Re: [PATCH v4 6/8] hugetlb: batch PMD split for bulk vmemmap dedup

From: Joao Martins
Date: Tue Sep 19 2023 - 04:28:09 EST


On 19/09/2023 07:42, Muchun Song wrote:
> On 2023/9/19 07:01, Mike Kravetz wrote:
>> From: Joao Martins <joao.m.martins@xxxxxxxxxx>
>>
>> In an effort to minimize amount of TLB flushes, batch all PMD splits
>> belonging to a range of pages in order to perform only 1 (global) TLB
>> flush.
>>
>> Add a flags field to the walker and pass whether it's a bulk allocation
>> or just a single page to decide to remap.

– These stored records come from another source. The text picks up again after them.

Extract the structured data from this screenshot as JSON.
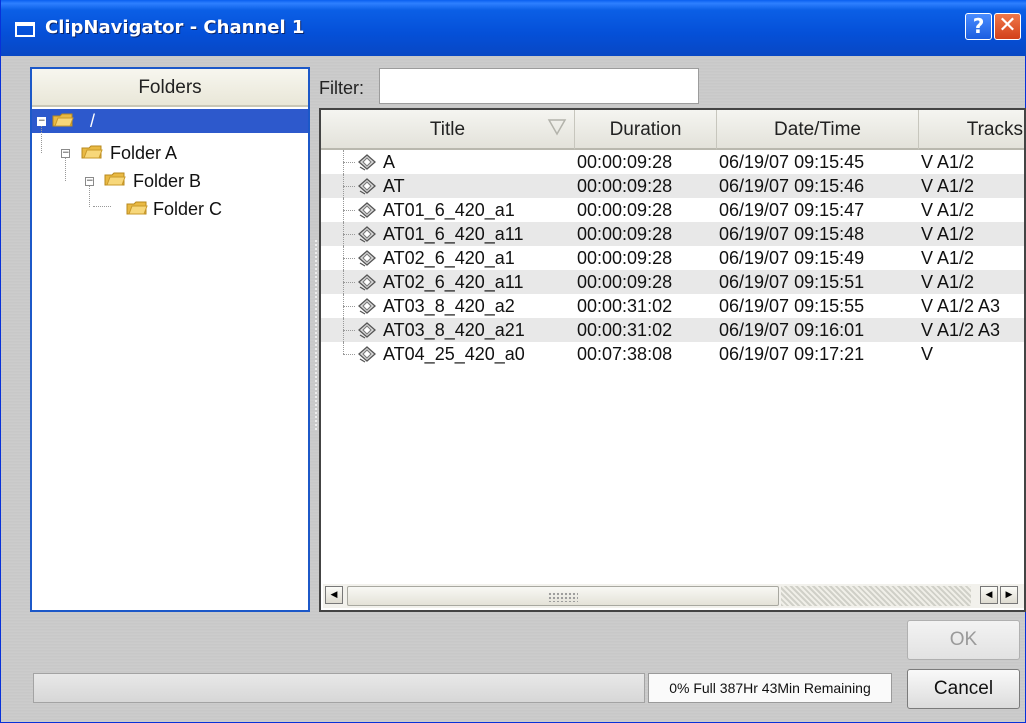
{
  "window": {
    "title": "ClipNavigator - Channel 1",
    "help_glyph": "?",
    "close_glyph": "✕"
  },
  "folders": {
    "header": "Folders",
    "tree": [
      {
        "label": "/",
        "selected": true,
        "expander": "−"
      },
      {
        "label": "Folder A",
        "expander": "−"
      },
      {
        "label": "Folder B",
        "expander": "−"
      },
      {
        "label": "Folder C"
      }
    ]
  },
  "filter": {
    "label": "Filter:",
    "value": ""
  },
  "table": {
    "columns": [
      "Title",
      "Duration",
      "Date/Time",
      "Tracks"
    ],
    "sort_column": "Title",
    "rows": [
      {
        "title": "A",
        "duration": "00:00:09:28",
        "datetime": "06/19/07 09:15:45",
        "tracks": "V A1/2"
      },
      {
        "title": "AT",
        "duration": "00:00:09:28",
        "datetime": "06/19/07 09:15:46",
        "tracks": "V A1/2"
      },
      {
        "title": "AT01_6_420_a1",
        "duration": "00:00:09:28",
        "datetime": "06/19/07 09:15:47",
        "tracks": "V A1/2"
      },
      {
        "title": "AT01_6_420_a11",
        "duration": "00:00:09:28",
        "datetime": "06/19/07 09:15:48",
        "tracks": "V A1/2"
      },
      {
        "title": "AT02_6_420_a1",
        "duration": "00:00:09:28",
        "datetime": "06/19/07 09:15:49",
        "tracks": "V A1/2"
      },
      {
        "title": "AT02_6_420_a11",
        "duration": "00:00:09:28",
        "datetime": "06/19/07 09:15:51",
        "tracks": "V A1/2"
      },
      {
        "title": "AT03_8_420_a2",
        "duration": "00:00:31:02",
        "datetime": "06/19/07 09:15:55",
        "tracks": "V A1/2 A3"
      },
      {
        "title": "AT03_8_420_a21",
        "duration": "00:00:31:02",
        "datetime": "06/19/07 09:16:01",
        "tracks": "V A1/2 A3"
      },
      {
        "title": "AT04_25_420_a0",
        "duration": "00:07:38:08",
        "datetime": "06/19/07 09:17:21",
        "tracks": "V"
      }
    ]
  },
  "scrollbar": {
    "left_glyph": "◀",
    "right_glyph": "▶"
  },
  "status": {
    "progress_fraction": 0.0,
    "text": "0% Full 387Hr 43Min Remaining"
  },
  "buttons": {
    "ok": "OK",
    "cancel": "Cancel"
  },
  "colors": {
    "selection": "#2d59cc",
    "titlebar": "#0550d8",
    "panel_border": "#1c58c8"
  }
}
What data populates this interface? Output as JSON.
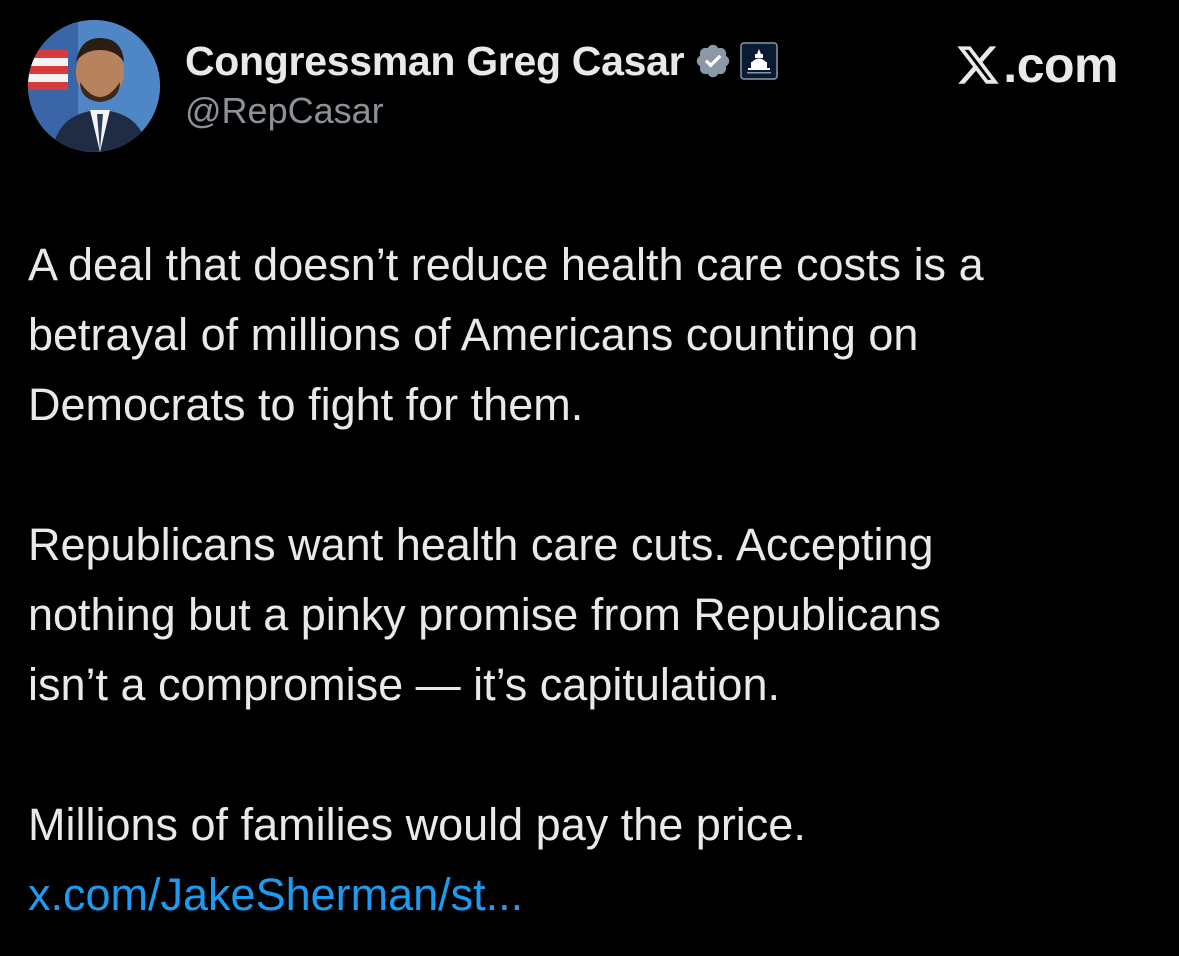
{
  "author": {
    "display_name": "Congressman Greg Casar",
    "handle": "@RepCasar",
    "avatar_icon": "profile-photo",
    "verified_icon": "verified-badge-icon",
    "affiliate_icon": "house-democrats-capitol-icon"
  },
  "brand": {
    "logo_text": ".com",
    "logo_icon": "x-logo-icon"
  },
  "tweet": {
    "paragraphs": [
      "A deal that doesn’t reduce health care costs is a\nbetrayal of millions of Americans counting on\nDemocrats to fight for them.",
      "Republicans want health care cuts. Accepting\nnothing but a pinky promise from Republicans\nisn’t a compromise — it’s capitulation.",
      "Millions of families would pay the price."
    ],
    "link_text": "x.com/JakeSherman/st..."
  },
  "colors": {
    "background": "#000000",
    "text": "#e7e9ea",
    "secondary_text": "#8b9198",
    "link": "#1d9bf0",
    "verified": "#8b98a5"
  }
}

First value
>> (VMEMMAP_SPLIT_NO_TLB_FLUSH) designates the request to not do the TLB
>> flush when we split the PMD.
>>
>> Rebased and updated by Mike Kravetz
>>
>> Signed-off-by: Joao Martins <joao.m.martins@xxxxxxxxxx>
>> Signed-off-by: Mike Kravetz <mike.kravetz@xxxxxxxxxx>
>> ---
>>   mm/hugetlb_vmemmap.c | 79 +++++++++++++++++++++++++++++++++++++++++---
>>   1 file changed, 75 insertions(+), 4 deletions(-)
>>
>> diff --git a/mm/hugetlb_vmemmap.c b/mm/hugetlb_vmemmap.c
>> index 147ed15bcae4..e8bc2f7567db 100644
>> --- a/mm/hugetlb_vmemmap.c
>> +++ b/mm/hugetlb_vmemmap.c
>> @@ -27,6 +27,7 @@
>>    * @reuse_addr:        the virtual address of the @reuse_page page.
>>    * @vmemmap_pages:    the list head of the vmemmap pages that can be freed
>>    *            or is mapped from.
>> + * @flags:        used to modify behavior in bulk operations
>
> Better to describe it as "used to modify behavior in vmemmap page table walking
> operations"
>
OK

>>   void hugetlb_vmemmap_optimize_folios(struct hstate *h, struct list_head
>> *folio_list)
>>   {
>>       struct folio *folio;
>>       LIST_HEAD(vmemmap_pages);
>>   +    list_for_each_entry(folio, folio_list, lru)
>> +        hugetlb_vmemmap_split(h, &folio->page);
>> +
>> +    flush_tlb_all();
>> +
>>       list_for_each_entry(folio, folio_list, lru) {
>>           int ret = __hugetlb_vmemmap_optimize(h, &folio->page,
>>                                   &vmemmap_pages);
>
> This is unlikely to be failed since the page table allocation
> is moved to the above

> (Note that the head vmemmap page allocation
> is not mandatory).

Good point that I almost forgot

> So we should handle the error case in the above
> splitting operation.

But back to the previous discussion in v2... the thinking was that /some/ PMDs
got split, and say could allow some PTE remapping to occur and free some pages
back (each page allows 6 more splits worst case). Then the next
__hugetlb_vmemmap_optimize() will have to split PMD pages again for those
hugepages that failed the batch PMD split (as we only defer the PTE remap tlb
flush in this stage).

Unless this isn't something worth handling

Joao